Outside reports on a study that finds meditation can have a profound effect not only on your mental wellbeing, but also on your physical endurance and athletic performance:

…[R]esearchers at National Taiwan Normal University led by Yu-Kai Chang … and his colleagues compared two groups of athletes, one of which had experience with meditation, and found striking differences in how they were able to handle mental fatigue and maintain focus during endurance exercise.

The subjects in the study—24 meditators and 25 non-meditators—were all serious athletes in a mix of sports including track and field, judo, and wrestling. They had an average age of around 20, and trained on average for 16 hours a week. Three quarters of them were male, a quarter female. They had similar performance in a cognitive test that involved remembering a series of digits.

In other words, the two groups were very well matched in all respects except one: the meditators reported spending an average of 41.7 minutes per week meditating, and had been doing it at least once a week for a year or more.

To find out if there was a link between meditation and endurance performance, the study protocol involved doing a mentally fatiguing computing task (more on that below), then a cognitive task that assessed their “inhibitory control,” then a progressive treadmill test to exhaustion. Inhibitory control is what it takes to stay focused, tune out distractions, and resist impulses that interfere with your goals. In some sense, the mental side of athletic endurance is one big test of inhibitory control—so you can think of the study protocol as a computer-based test of inhibitory control followed by a treadmill-based test of the same thing.

In this study, the researchers used a task called the Stroop Test to ramp up the mental fatigue in their subjects. A color word flashes on the screen, either RED, GREEN, BLUE, or YELLOW. The letters are displayed in one of those colors, and you have to quickly press a button corresponding to the color of the letters. The catch is that the color of the letters doesn’t match the word (RED might appear in green letters, for example). You have to inhibit your automatic response to the semantic meaning of the word in order to respond only to the display color. This is mentally taxing, and after half an hour has been shown to reduce both mental and physical performance.

In the control condition, the subjects did the same Stroop Test for the same half-hour, but with the colors and words matching so that it didn’t tax their response inhibition. There’s some previous research showing that experienced meditators have better response inhibition, so the researchers hypothesized that the meditation group would perform better after the mentally fatiguing version of the Stroop Test.

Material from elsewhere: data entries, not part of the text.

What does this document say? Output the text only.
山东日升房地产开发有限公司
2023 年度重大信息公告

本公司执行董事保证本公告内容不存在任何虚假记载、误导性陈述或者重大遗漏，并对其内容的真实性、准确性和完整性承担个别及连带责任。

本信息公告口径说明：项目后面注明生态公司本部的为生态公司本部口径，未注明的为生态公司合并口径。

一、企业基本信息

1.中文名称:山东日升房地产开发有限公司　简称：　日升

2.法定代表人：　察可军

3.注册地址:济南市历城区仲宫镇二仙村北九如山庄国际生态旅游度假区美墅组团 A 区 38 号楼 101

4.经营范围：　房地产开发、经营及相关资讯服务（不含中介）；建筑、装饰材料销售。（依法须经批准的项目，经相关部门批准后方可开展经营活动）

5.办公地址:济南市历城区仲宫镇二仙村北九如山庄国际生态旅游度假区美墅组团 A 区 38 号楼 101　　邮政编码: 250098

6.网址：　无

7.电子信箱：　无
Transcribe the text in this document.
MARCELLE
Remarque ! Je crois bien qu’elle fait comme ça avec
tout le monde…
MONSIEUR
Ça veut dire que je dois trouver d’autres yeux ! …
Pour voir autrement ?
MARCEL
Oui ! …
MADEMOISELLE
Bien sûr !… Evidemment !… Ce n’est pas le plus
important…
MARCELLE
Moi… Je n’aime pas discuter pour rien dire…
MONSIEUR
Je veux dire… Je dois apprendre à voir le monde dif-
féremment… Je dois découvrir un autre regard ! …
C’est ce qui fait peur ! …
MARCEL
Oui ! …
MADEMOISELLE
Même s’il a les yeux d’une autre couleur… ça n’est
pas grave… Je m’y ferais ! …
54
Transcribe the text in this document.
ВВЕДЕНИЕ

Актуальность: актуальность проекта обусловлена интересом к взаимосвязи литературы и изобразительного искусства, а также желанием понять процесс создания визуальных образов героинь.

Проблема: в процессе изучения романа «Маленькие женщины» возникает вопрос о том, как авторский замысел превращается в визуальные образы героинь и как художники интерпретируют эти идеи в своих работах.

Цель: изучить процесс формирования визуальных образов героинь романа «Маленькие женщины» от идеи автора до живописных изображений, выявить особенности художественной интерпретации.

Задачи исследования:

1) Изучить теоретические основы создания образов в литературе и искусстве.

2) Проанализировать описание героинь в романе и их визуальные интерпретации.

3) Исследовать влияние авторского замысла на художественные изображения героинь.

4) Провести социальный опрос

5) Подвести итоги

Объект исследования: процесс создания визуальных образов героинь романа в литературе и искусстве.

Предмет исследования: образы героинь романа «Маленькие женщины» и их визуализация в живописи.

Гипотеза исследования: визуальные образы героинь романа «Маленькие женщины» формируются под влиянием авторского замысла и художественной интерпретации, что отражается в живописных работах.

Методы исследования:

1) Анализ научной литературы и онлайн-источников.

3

In the control condition (right), which was preceded by the non-fatiguing Stroop Test, the two groups were roughly equal. In the mental fatigue condition (left), the meditators produced almost the same performance, while the non-meditators gave up 4 percent earlier. There were similar results in the computer test that assessed inhibitory control: the non-meditators got worse when they were mentally fatigued, and the meditators didn’t.